Republican State Sen. Rob Kane, who ran Roraback’s successful primary campaign, said Roraback needs to spend time introducing himself to voters in those towns.
“He gets things done and he works well with people,” Kane said. “He needs to get that message out.”
Kane said the 5th District is the most conservative in the state. It is home to more Republicans than the other four congressional districts, and even the district’s Democrats tend to be moderate, he said.
“Obviously jobs and the economy are the major issues,” Kane said. “But [voters] are also tired of the gridlock in Washington and want someone who plays nice with others.”
Esty would be smart to spend time in the more than 15 municipalities that comprise Roraback’s state Senate district in the northwest corner of the state, including Goshen, Litchfield, Kent, Washington and Torrington, Benjamin said.
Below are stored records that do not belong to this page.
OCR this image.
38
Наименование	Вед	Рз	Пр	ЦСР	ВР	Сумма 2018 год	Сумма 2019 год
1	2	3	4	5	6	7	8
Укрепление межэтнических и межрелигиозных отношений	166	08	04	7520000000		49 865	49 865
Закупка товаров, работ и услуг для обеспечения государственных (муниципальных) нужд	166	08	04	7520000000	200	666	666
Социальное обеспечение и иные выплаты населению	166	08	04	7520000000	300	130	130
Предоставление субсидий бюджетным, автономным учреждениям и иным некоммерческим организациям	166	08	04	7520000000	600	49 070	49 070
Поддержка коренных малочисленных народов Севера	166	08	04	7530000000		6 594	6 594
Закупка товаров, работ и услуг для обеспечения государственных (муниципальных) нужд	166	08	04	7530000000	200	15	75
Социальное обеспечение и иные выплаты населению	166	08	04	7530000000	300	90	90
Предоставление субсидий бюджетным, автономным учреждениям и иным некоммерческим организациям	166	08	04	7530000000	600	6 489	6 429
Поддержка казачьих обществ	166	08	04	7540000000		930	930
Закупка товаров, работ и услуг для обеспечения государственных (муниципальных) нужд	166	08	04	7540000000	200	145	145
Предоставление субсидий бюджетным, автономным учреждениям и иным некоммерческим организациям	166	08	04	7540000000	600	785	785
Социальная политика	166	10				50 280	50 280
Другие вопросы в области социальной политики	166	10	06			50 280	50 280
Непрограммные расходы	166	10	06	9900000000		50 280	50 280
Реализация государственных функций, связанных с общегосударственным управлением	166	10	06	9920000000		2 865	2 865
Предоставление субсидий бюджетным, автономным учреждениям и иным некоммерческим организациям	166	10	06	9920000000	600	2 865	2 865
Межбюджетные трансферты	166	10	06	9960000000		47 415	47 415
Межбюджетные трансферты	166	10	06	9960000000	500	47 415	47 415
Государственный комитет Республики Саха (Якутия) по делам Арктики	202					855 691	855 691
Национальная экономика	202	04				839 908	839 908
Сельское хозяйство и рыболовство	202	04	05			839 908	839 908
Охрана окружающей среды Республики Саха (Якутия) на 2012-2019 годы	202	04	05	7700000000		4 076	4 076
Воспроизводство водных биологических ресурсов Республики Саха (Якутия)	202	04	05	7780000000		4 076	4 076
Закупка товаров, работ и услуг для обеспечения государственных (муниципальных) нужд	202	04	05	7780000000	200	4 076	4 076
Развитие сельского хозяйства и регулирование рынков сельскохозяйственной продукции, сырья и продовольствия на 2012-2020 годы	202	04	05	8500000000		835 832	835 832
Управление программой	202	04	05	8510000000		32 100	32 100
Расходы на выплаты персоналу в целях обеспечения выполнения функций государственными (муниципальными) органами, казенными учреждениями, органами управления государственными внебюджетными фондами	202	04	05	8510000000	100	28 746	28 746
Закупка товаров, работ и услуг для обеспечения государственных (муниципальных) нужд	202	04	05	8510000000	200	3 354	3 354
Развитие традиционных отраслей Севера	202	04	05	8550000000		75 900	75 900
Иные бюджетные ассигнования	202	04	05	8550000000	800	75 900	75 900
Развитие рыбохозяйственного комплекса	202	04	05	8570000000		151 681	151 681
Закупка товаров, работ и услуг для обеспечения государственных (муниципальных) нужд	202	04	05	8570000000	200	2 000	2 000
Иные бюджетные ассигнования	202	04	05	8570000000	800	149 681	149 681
Esty is scheduled for at least one high-profile visit there — she plans to attend an Oct. 13 fundraiser in Kent hosted by Vice President Joe Biden to raise money for the Obama-Biden ticket.
Kyle Kondik, an analyst at the University of Virginia Center for Politics, said he has rated the Roraback-Esty race as one that “leans Democratic.”
“But that is a tentative rating,” he said. “I could definitely imagine Roraback winning because he seems like a decent fit for the district, in the model of traditional moderate Northeastern Republicans.”
One thing that may help decide this close race and has nothing to do with the well-planned strategies of the campaigns: The strength of the candidates at the top of the ticket.
Obama is expected to win the state, but polls show he has much less support in Connecticut than he did four years ago. That could hurt Esty, Kondik said.
Meanwhile, a surge in popularity for Republican presidential candidate Mitt Romney could give Roraback a boost.